Le système, fréquemment mis à jour, serait toujours actif en ce moment. "Il est déjà arrivé qu’après la publication d’un rapport, les auteurs des attaques stoppent leurs activités pour rester sous le radar, mais au vu des cibles concernées et des commanditaires potentiels, on s’attend plutôt à ce qu’ils basculent vers d’autres outils", ajoute l’analyste.
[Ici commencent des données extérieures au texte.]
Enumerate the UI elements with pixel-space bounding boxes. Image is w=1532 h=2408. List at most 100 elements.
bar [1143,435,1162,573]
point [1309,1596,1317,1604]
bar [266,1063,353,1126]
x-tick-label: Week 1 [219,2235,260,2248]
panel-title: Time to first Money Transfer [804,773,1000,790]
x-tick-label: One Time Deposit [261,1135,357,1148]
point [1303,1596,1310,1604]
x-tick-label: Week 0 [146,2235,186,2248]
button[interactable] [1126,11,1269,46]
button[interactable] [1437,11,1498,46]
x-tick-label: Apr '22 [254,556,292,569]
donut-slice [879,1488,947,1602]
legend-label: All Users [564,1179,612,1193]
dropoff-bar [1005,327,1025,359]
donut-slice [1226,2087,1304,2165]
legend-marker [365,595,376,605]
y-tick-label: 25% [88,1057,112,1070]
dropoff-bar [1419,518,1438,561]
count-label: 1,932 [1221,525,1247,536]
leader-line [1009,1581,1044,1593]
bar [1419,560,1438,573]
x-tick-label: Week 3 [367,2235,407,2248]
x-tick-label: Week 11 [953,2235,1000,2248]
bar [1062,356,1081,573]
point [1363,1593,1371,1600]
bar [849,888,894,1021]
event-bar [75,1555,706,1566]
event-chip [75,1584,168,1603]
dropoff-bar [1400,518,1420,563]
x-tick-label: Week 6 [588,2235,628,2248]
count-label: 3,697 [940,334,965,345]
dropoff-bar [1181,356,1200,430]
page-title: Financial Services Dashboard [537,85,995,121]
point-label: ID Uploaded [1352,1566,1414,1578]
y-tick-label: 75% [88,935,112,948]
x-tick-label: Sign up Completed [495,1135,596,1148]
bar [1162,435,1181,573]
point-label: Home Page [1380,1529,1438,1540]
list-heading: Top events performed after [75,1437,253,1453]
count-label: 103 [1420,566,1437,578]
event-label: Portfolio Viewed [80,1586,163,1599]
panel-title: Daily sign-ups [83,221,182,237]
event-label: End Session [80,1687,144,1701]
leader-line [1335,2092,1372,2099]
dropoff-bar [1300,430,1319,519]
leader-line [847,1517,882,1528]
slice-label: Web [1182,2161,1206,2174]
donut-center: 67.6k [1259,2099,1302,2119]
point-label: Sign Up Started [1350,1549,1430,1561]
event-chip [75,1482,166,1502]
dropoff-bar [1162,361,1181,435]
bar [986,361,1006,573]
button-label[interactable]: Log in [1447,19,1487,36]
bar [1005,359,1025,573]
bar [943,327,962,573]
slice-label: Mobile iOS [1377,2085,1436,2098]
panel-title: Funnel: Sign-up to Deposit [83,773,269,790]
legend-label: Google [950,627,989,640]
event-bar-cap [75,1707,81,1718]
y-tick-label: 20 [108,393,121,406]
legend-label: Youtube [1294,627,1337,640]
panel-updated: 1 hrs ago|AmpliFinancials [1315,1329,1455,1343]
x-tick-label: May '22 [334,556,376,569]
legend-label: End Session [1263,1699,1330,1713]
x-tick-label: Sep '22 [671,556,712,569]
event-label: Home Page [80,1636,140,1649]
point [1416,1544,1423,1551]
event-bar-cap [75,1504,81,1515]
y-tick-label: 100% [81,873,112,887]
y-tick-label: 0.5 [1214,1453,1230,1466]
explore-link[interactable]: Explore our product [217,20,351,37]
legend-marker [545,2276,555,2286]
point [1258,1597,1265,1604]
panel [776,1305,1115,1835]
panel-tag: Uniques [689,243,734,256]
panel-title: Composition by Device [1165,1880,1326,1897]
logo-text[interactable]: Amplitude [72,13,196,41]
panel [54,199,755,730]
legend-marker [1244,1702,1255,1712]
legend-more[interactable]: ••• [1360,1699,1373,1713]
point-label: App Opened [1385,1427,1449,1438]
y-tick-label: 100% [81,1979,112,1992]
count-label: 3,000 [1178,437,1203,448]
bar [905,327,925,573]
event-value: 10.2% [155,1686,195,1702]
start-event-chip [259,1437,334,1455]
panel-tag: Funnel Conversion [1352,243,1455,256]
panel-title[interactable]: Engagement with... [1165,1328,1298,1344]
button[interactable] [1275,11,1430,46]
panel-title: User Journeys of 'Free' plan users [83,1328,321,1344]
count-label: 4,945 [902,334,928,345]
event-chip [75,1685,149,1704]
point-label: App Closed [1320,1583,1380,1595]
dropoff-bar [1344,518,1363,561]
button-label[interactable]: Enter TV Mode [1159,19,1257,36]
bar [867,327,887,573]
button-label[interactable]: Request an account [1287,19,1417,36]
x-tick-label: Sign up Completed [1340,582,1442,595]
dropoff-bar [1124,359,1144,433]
Quand il s’agit d’infecter les machines des cibles potentielles, Equation s’appuie sur des méthodes d’intrusion "classiques" via internet ou des clés USB, par exemple. Ainsi, raconte Kaspersky, des scientifiques participant à une conférence au Texas ont reçu des CD-ROM consacrés à l’événement, mais porteurs de ces virus capables de transmettre leurs informations vers des serveurs du groupe Equation. Mais là où le système démontre sa puissance, c’est dans sa capacité à s’installer au cœur du disque dur des victimes, dans la partie qui permet à la mémoire de communiquer avec les autres composants de l’ordinateur.

La carte des cibles du programme de cyber espionnage Equation. ©Kaspersky


La Belgique parmi les cibles

À noter que la Belgique fait partie des cibles identifiées par Kaspersky, qui va jusqu’à préciser que les attaques visaient tout particulièrement le secteur financier.

Impossible, à l’heure d’écrire ces lignes, d’en savoir plus sur l’identité des victimes de l’espionnage, Kaspersky refusant d’identifier les cibles. "Elles ont dû être notifiées, par contre, et le rapport doit les aider à stopper les activités d’espionnage", conclut l’analyste.